For the second time in a week, a Chicago orchestra’s conductor was suddenly sidelined due to a positive COVID-19 test just hours before a concert. Last Thursday, this happened to Riccardo Muti, whose appearance with Anne-Sophie Mutter and the Chicago Symphony Orchestra was handed over to Lina González-Granados. Serving as the CSO’s Georg Solti Conducting Apprentice, González-Granados filled in marvelously.
The same thing happened last night to the Grant Park Orchestra when Carlos Kalmar, its longtime conductor and artistic director, tested positive for COVID-19 in a test taken after an early afternoon rehearsal. Like the CSO, the Grant Park Music Festival concert went off without a hitch, thanks to the flexibility of the talented musicians, and the availability of experienced conductor Dr. Stephen Alltop, who got to play something unusual—hero—by stepping in for Kalmar at virtually the last minute.
Alltop is music director of the Alice Millar Chapel at Northwestern University in Evanston, and has been music director for the Apollo Chorus of Chicago, the Green Lake Choral Institute and the Elmhurst Symphony Orchestra. The Grant Park Orchestra performed very well, without obvious flaws, under his baton.
Kalmar’s unexpected absence did require major alterations to the planned program to oft-played pieces on which Alltop and the players could easily sync.
The featured piece—Franz Schubert’s Symphony No. 8, Unfinished—went on as planned. But The Midnight Hour, a short, dynamic and complex piece written in 2015 by composer Anna Clyne, was pulled in lieu of Ludwig van Beethoven’s Overture to Egmont, written as incidental music to a play by German poet Johann Wolfgang von Goethe.
The concert concluded with Tchaikovsky’s uplifting Romeo and Juliet Fantasy Overture. Even if you are not a classical aficionado and are unfamiliar with the title, chances are good that you know the music. Its lushy, romantic theme, repeated through much of the overture, has been utilized in the soundtracks of dozens of films, TV, and, even video games. (Here’s a link to a YouTube video of the London Symphony Orchestra performing the piece.)
Even the evening’s featured guests—ZOFO, the piano duo of Eva-Maria Zimmermann and Keisuke Nakagoshi—joined in the flexibility. ZOFO, which stands for 20 Finger Orchestra (with “z” representing the number “2”), had planned to perform a world premiere of Zofomorphosis, a piece by Australian composer Carl Vine. But that piece was written for the duo to perform with the full Grant Park Orchestra, and Alltop had no prep time at all to conduct a brand-new piece.
ZOFO instead played another Vine piece, Sonata for Piano Four Hands, with the stage to themselves, seated side-by-side on the piano bench, and they wowed the audience in the Jay Pritzker Pavilion with their virtuosity.
The Sonata is a 20-minute composition in five movements that are played attacca, without pause. The duo was mesmerizing through a series of major tempo shifts indicated by movement titles such as Waltz, Meditation and Toccata. Nakagoshi performed in the lower register and Zimmermann in the upper, but the score required them to cross hands in parts, which is no mean trick for four hands on a single keyboard. It would be great if the Grant Park Orchestra could bring them back to perform Zofomorphosis, even if it now has to get its world premiere elsewhere.
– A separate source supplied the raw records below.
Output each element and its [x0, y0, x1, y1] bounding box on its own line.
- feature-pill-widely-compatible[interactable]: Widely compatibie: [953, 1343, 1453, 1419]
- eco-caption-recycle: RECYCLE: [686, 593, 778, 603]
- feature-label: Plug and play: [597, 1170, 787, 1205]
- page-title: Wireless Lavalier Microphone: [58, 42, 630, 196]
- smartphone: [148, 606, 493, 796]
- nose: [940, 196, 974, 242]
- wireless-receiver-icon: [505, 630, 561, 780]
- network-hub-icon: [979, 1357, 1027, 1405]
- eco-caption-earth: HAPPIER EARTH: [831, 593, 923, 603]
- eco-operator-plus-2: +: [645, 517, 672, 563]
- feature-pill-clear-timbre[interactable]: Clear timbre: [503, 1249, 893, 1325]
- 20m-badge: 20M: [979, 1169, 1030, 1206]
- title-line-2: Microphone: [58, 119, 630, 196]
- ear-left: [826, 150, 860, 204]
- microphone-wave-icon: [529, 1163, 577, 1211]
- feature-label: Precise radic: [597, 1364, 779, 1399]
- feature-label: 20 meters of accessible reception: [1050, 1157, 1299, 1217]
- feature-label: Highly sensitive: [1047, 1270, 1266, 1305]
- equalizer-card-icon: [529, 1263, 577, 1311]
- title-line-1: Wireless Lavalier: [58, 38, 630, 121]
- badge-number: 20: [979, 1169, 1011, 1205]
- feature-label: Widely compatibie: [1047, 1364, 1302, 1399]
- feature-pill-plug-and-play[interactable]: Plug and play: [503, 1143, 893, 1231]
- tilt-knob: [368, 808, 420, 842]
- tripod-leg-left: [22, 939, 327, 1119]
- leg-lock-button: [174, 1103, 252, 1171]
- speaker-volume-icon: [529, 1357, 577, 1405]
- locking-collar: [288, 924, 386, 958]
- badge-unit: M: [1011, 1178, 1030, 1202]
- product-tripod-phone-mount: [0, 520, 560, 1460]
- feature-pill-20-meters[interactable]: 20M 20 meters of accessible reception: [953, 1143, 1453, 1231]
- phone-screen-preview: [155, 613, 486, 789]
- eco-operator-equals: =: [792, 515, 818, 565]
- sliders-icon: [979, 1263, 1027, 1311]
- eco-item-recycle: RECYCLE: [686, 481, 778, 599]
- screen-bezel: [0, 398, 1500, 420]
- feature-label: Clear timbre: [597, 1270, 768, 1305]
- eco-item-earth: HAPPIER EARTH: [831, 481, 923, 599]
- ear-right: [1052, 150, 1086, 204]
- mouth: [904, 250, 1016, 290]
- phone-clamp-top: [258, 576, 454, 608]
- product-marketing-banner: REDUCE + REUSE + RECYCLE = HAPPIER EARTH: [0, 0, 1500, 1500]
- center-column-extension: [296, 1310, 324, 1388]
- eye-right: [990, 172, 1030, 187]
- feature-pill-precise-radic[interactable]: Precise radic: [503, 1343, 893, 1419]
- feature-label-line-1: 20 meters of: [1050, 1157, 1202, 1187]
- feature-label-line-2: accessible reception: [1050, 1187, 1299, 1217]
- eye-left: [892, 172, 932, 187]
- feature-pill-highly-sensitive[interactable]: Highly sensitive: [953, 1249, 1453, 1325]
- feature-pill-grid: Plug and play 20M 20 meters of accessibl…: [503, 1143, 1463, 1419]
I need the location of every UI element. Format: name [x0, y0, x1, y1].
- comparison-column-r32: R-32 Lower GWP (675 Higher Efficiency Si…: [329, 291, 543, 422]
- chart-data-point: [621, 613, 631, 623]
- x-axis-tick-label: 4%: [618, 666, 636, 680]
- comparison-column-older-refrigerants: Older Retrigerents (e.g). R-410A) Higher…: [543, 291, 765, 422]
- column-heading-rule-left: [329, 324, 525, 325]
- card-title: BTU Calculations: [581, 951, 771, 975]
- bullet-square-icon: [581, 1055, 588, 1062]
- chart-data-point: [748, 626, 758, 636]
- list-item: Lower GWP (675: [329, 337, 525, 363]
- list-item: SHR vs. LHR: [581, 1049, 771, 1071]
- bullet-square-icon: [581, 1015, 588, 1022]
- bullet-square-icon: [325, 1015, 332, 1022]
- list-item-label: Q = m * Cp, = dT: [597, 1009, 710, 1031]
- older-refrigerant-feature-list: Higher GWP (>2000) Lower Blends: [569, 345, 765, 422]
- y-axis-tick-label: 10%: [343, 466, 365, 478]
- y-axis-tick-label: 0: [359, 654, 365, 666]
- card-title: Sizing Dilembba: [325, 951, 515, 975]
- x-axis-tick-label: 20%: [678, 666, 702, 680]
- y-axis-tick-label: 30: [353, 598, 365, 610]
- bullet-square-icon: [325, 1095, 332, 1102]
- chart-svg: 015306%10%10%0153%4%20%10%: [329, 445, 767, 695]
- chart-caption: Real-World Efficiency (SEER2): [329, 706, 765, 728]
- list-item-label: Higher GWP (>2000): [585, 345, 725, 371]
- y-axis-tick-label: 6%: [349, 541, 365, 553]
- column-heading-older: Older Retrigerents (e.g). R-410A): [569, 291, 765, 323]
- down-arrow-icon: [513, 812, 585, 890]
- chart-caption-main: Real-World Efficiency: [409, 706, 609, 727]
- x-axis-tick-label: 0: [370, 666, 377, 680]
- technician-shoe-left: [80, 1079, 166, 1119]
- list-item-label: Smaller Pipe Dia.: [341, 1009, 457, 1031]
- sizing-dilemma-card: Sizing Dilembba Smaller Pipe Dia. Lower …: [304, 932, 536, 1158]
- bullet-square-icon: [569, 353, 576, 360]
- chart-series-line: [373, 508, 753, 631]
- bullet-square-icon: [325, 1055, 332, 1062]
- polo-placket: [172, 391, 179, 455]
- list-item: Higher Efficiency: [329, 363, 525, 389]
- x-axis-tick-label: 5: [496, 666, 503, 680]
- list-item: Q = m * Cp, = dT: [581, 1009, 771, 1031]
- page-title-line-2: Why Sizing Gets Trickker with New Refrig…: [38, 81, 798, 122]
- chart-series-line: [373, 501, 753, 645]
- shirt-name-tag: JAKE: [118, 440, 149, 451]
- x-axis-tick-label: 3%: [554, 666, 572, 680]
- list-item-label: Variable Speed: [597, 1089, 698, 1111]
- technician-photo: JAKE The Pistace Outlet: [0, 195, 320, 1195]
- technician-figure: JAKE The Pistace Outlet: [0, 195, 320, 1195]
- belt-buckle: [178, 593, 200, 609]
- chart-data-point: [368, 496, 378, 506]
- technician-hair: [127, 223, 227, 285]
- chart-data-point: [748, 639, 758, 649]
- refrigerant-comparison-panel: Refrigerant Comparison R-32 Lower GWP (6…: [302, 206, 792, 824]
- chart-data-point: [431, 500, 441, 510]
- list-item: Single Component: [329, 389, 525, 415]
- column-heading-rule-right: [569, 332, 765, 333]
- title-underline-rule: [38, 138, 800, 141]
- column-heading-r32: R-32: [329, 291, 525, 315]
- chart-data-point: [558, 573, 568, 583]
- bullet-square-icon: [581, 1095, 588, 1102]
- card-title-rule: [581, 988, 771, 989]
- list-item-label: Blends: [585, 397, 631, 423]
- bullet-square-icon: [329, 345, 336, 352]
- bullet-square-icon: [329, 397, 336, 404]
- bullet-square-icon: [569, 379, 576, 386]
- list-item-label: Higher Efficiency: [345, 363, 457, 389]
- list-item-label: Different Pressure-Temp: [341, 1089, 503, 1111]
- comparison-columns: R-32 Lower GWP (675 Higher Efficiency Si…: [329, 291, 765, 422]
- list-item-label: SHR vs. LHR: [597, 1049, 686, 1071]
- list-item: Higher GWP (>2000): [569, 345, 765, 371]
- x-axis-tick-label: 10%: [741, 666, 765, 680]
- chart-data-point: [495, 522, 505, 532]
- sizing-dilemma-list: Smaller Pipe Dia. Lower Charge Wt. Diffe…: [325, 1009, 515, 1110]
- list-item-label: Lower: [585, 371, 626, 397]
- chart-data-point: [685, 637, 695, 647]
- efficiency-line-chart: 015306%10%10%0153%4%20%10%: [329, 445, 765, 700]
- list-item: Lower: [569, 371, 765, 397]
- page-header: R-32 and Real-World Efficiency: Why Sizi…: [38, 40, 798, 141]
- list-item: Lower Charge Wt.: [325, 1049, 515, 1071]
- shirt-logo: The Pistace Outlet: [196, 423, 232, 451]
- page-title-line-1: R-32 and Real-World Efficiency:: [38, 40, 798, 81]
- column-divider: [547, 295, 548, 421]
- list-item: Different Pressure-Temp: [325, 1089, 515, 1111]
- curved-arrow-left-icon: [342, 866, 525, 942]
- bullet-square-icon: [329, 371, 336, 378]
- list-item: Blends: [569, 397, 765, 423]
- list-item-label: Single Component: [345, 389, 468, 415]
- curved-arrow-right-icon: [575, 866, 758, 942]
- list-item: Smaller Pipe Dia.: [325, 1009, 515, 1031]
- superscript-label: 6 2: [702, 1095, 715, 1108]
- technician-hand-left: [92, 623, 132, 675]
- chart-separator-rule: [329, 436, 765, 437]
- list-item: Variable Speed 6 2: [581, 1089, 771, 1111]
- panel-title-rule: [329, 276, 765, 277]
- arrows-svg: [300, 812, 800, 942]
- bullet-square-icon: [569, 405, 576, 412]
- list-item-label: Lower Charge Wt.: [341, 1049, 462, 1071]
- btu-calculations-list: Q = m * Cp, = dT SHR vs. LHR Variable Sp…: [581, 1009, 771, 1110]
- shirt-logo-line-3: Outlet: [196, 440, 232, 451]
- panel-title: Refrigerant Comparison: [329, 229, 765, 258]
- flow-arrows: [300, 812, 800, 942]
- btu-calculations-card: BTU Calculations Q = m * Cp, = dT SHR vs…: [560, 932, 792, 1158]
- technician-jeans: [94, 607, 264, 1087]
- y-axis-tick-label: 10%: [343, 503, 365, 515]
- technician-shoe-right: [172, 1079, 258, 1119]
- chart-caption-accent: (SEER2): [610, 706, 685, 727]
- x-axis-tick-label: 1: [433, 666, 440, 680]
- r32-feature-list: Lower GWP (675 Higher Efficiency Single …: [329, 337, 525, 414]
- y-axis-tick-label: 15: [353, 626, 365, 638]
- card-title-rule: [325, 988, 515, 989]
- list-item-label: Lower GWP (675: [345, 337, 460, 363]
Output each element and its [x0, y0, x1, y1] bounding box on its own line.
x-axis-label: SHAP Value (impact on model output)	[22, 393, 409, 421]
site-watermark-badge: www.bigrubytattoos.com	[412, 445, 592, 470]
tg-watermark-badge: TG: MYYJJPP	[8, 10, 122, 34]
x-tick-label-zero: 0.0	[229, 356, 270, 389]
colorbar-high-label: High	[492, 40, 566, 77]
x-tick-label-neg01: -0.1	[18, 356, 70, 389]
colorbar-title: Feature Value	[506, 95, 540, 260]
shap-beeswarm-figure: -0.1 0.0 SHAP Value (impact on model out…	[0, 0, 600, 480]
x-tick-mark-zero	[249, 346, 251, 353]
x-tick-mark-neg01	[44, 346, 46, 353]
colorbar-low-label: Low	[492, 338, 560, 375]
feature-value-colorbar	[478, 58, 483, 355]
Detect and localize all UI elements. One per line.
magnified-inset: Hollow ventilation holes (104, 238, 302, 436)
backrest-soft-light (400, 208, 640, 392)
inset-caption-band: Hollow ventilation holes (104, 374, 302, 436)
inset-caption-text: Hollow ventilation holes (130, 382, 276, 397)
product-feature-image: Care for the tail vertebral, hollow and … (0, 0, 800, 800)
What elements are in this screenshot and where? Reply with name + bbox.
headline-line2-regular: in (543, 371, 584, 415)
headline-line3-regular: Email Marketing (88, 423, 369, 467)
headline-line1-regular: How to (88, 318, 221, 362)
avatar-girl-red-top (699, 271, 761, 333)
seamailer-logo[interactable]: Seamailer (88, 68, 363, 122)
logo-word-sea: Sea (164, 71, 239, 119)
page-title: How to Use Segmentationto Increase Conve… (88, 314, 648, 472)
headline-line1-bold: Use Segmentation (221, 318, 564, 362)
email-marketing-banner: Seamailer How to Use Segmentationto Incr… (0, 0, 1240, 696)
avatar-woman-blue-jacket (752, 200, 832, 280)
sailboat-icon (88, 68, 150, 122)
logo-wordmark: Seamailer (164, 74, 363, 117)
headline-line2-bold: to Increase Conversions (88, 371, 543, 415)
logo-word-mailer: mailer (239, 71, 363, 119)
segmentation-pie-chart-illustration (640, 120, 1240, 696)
The rest of the program was an enjoyable ride through three warmly familiar pieces from classical music’s greatest hits, with the audience left only to ponder why Schubert never finished his 8th Symphony after writing two brilliant movements.
Conductor Kalmar is reportedly feeling well but will miss Friday’s scheduled Grant Park Orchestra concert. This has required another pivot. David Danzmayr, who recently replaced Kalmar when he stepped down as music director of the Oregon Symphony, will take the baton here on Friday.
The orchestra will perform Johannes Brahms’ Symphony No. 1, with violinist Simone Lamsma as featured soloist. It replaces the planned Symphony No. 11 by Dmitri Shostakovich, a much less-familiar and less-frequently performed composition on which Danzmayr and the orchestra will not have time to rehearse together.
Tickets in the front section for Friday’s concert are $26 and can be purchased by clicking here. Admission to the back section of the seating area and the Great Lawn is free. The scheduled Saturday performance was canceled previously to avoid conflict with the concurrent Pride in the Park Celebration.